The complaint filed in federal court
also alleges that Prieto urged the men to destroy the weapons after and
wear gloves and also said the attack should occur following Super Tuesday so they would know which candidates were likely to make it onto the November ballot. 

At another gun show in February in
Phoenix, Prieto spoke to the source and immediately asked if he and the
undercover agent were “still a go for the attack.” He then provided
advice to the two men on the plan of attack and advised them to have two
rifles and a sniper as well as a handgun for back up. 

“You want to corral them. And some
people might be trying to leave out of a corner, and you want to blast
those guys. Once (they) get the idea that they are trapped then there is
pandemonium,” Prieto said to the source and undercover agent. “Now
they’re in a panic. And they can’t get out. Now they are going to be
crawling over each other to get out.” 

Prieto also said that he wanted to
make it clear that the attack was racially motivated and told the men to
shout “whities out here killing, what’s we gonna do” and “KKK all the
way” among other racially charged sayings. 

He also emphasized that it was
important for the attack to lead to a high body count and said that
“these people don’t belong here in this country anyway, okay.” He also
advised who he thought were his accomplices to use weapons that don’t
have a paper trail. 

He would later sell an AK-47 to the undercover agent for $2,000 cash. 

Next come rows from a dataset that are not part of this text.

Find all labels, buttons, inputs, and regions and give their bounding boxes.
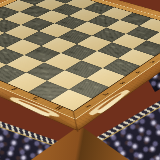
chess-board: ABCDEFGH12345678 [0, 0, 160, 131]
chessboard-photo: ABCDEFGH12345678 [0, 0, 160, 160]
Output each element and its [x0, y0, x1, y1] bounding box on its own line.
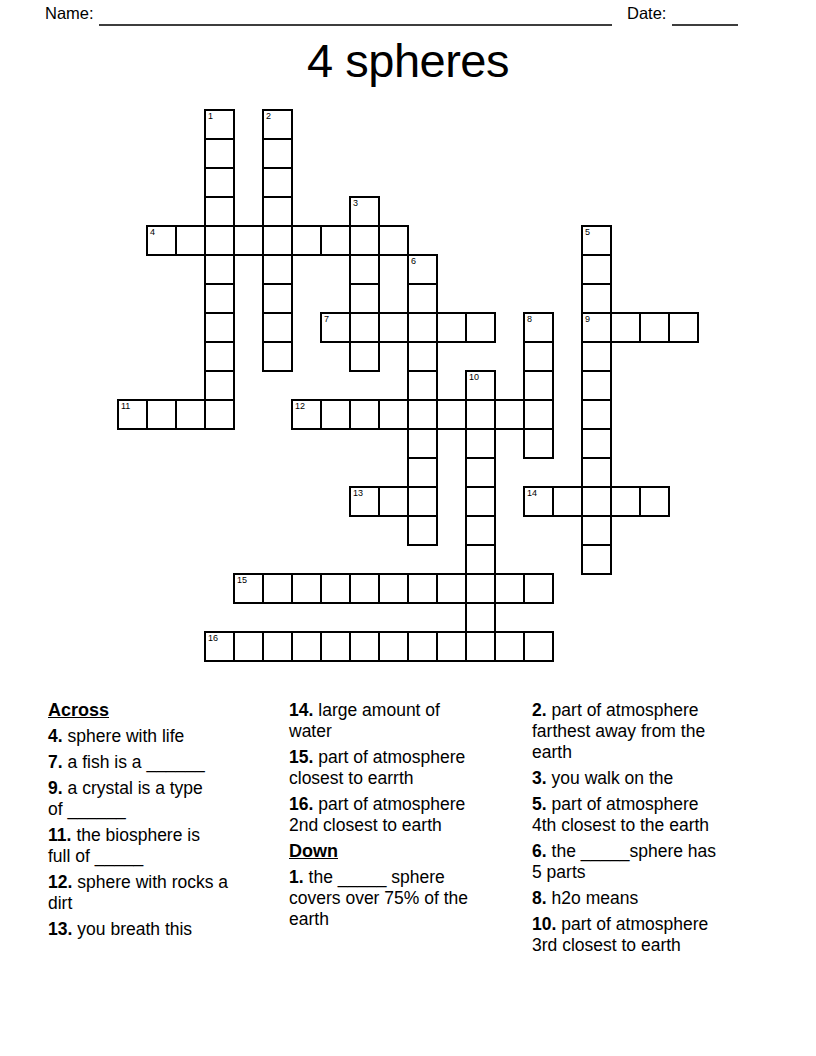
grid-cell[interactable] [465, 312, 496, 343]
name-field-line[interactable] [99, 24, 612, 26]
clue-text: h2o means [552, 888, 639, 908]
grid-cell[interactable] [291, 573, 322, 604]
clue-number: 9. [48, 778, 63, 798]
clue-text: a crystal is a type of ______ [48, 778, 203, 819]
grid-cell[interactable] [436, 631, 467, 662]
clue-number: 10. [532, 914, 556, 934]
grid-cell[interactable] [262, 573, 293, 604]
grid-cell[interactable] [262, 631, 293, 662]
grid-cell[interactable] [233, 631, 264, 662]
grid-cell[interactable] [378, 225, 409, 256]
grid-cell[interactable] [581, 370, 612, 401]
clue-number: 15. [289, 747, 313, 767]
date-label: Date: [627, 3, 666, 23]
grid-cell[interactable] [581, 283, 612, 314]
clue: 12.sphere with rocks a dirt [48, 872, 286, 914]
clue: 4.sphere with life [48, 726, 286, 747]
grid-cell[interactable]: 7 [320, 312, 351, 343]
clue-number: 1. [289, 867, 304, 887]
grid-cell[interactable] [233, 225, 264, 256]
grid-cell[interactable] [581, 254, 612, 285]
grid-cell[interactable] [523, 399, 554, 430]
grid-cell[interactable] [407, 399, 438, 430]
clue: 11.the biosphere is full of _____ [48, 825, 286, 867]
grid-cell[interactable] [407, 515, 438, 546]
grid-cell[interactable]: 12 [291, 399, 322, 430]
clue-text: you walk on the [552, 768, 674, 788]
grid-cell[interactable] [262, 138, 293, 169]
grid-cell[interactable] [494, 631, 525, 662]
grid-cell[interactable]: 15 [233, 573, 264, 604]
grid-cell[interactable] [639, 486, 670, 517]
grid-cell[interactable] [465, 631, 496, 662]
clue-text: the _____ sphere covers over 75% of the … [289, 867, 468, 929]
grid-cell[interactable] [378, 312, 409, 343]
grid-cell[interactable] [465, 428, 496, 459]
grid-cell[interactable] [262, 196, 293, 227]
grid-cell[interactable] [320, 225, 351, 256]
grid-cell[interactable] [291, 225, 322, 256]
clue-text: a fish is a ______ [68, 752, 205, 772]
cell-number: 8 [527, 314, 532, 325]
grid-cell[interactable]: 14 [523, 486, 554, 517]
clue: 15.part of atmosphere closest to earrth [289, 747, 527, 789]
grid-cell[interactable] [204, 167, 235, 198]
grid-cell[interactable] [320, 573, 351, 604]
cell-number: 1 [208, 111, 213, 122]
grid-cell[interactable] [349, 399, 380, 430]
grid-cell[interactable] [175, 399, 206, 430]
grid-cell[interactable] [204, 225, 235, 256]
grid-cell[interactable] [262, 312, 293, 343]
clue-number: 16. [289, 794, 313, 814]
cell-number: 7 [324, 314, 329, 325]
grid-cell[interactable]: 9 [581, 312, 612, 343]
cell-number: 2 [266, 111, 271, 122]
clue-number: 14. [289, 700, 313, 720]
grid-cell[interactable] [581, 457, 612, 488]
grid-cell[interactable] [349, 573, 380, 604]
clues-column-1: Across4.sphere with life7.a fish is a __… [48, 700, 286, 945]
clue-text: part of atmosphere farthest away from th… [532, 700, 705, 762]
grid-cell[interactable] [465, 457, 496, 488]
cell-number: 9 [585, 314, 590, 325]
clue-text: sphere with life [68, 726, 185, 746]
grid-cell[interactable] [581, 341, 612, 372]
clues-column-2: 14.large amount of water15.part of atmos… [289, 700, 527, 935]
grid-cell[interactable] [204, 138, 235, 169]
clue: 14.large amount of water [289, 700, 527, 742]
grid-cell[interactable] [262, 283, 293, 314]
grid-cell[interactable]: 13 [349, 486, 380, 517]
grid-cell[interactable] [349, 225, 380, 256]
grid-cell[interactable] [349, 341, 380, 372]
grid-cell[interactable] [407, 631, 438, 662]
clue-text: sphere with rocks a dirt [48, 872, 228, 913]
grid-cell[interactable] [465, 515, 496, 546]
cell-number: 15 [237, 575, 247, 586]
grid-cell[interactable] [320, 399, 351, 430]
clue-text: you breath this [77, 919, 192, 939]
grid-cell[interactable]: 6 [407, 254, 438, 285]
grid-cell[interactable] [378, 573, 409, 604]
grid-cell[interactable] [204, 399, 235, 430]
grid-cell[interactable] [378, 486, 409, 517]
grid-cell[interactable] [204, 341, 235, 372]
grid-cell[interactable]: 1 [204, 109, 235, 140]
cell-number: 10 [469, 372, 479, 383]
cell-number: 14 [527, 488, 537, 499]
clue-number: 11. [48, 825, 71, 845]
grid-cell[interactable] [465, 486, 496, 517]
clue-text: part of atmosphere 2nd closest to earth [289, 794, 465, 835]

In March at a gun show in Prescott
Valley the undercover agent asked Prieto if the plan was just talk or if
they were actually going to do it. 

“If you wait till after the election,
they might have everything in place you can’t even drive, you’ll be
stopped,” Prieto answered. “I want to try to put the guns in place by
ten if we can’t do it before they put everything in place.” 

He also confirmed with the undercover agent that the target would be the Bad Bunny concert in Atlanta. 

On May 14, Prieto was arrested in New
Mexico and told authorities he was traveling to Florida to see his
mother. He admitted that he knew both the undercover agent and the
source and had discussed attacking a concert to start a revolution but
denied that it was actually going to happen. 

He was found with five firearms in
his vehicle and more at his residence. He also admitted to selling the
firearm to the undercover agent. 

If convicted for firearms trafficking
and transfer of a firearm for use in a hate crime, Prieto could see a
maximum penalty of 15 years in prison, a $250,000 fine or both. A
conviction for possession of an unregistered firearm carries a maximum
penalty of 10 years in prison. 

The government petitioned the court
to keep Prieto detained until he has his initial hearing because of the
gravity of the crimes he is accused of committing.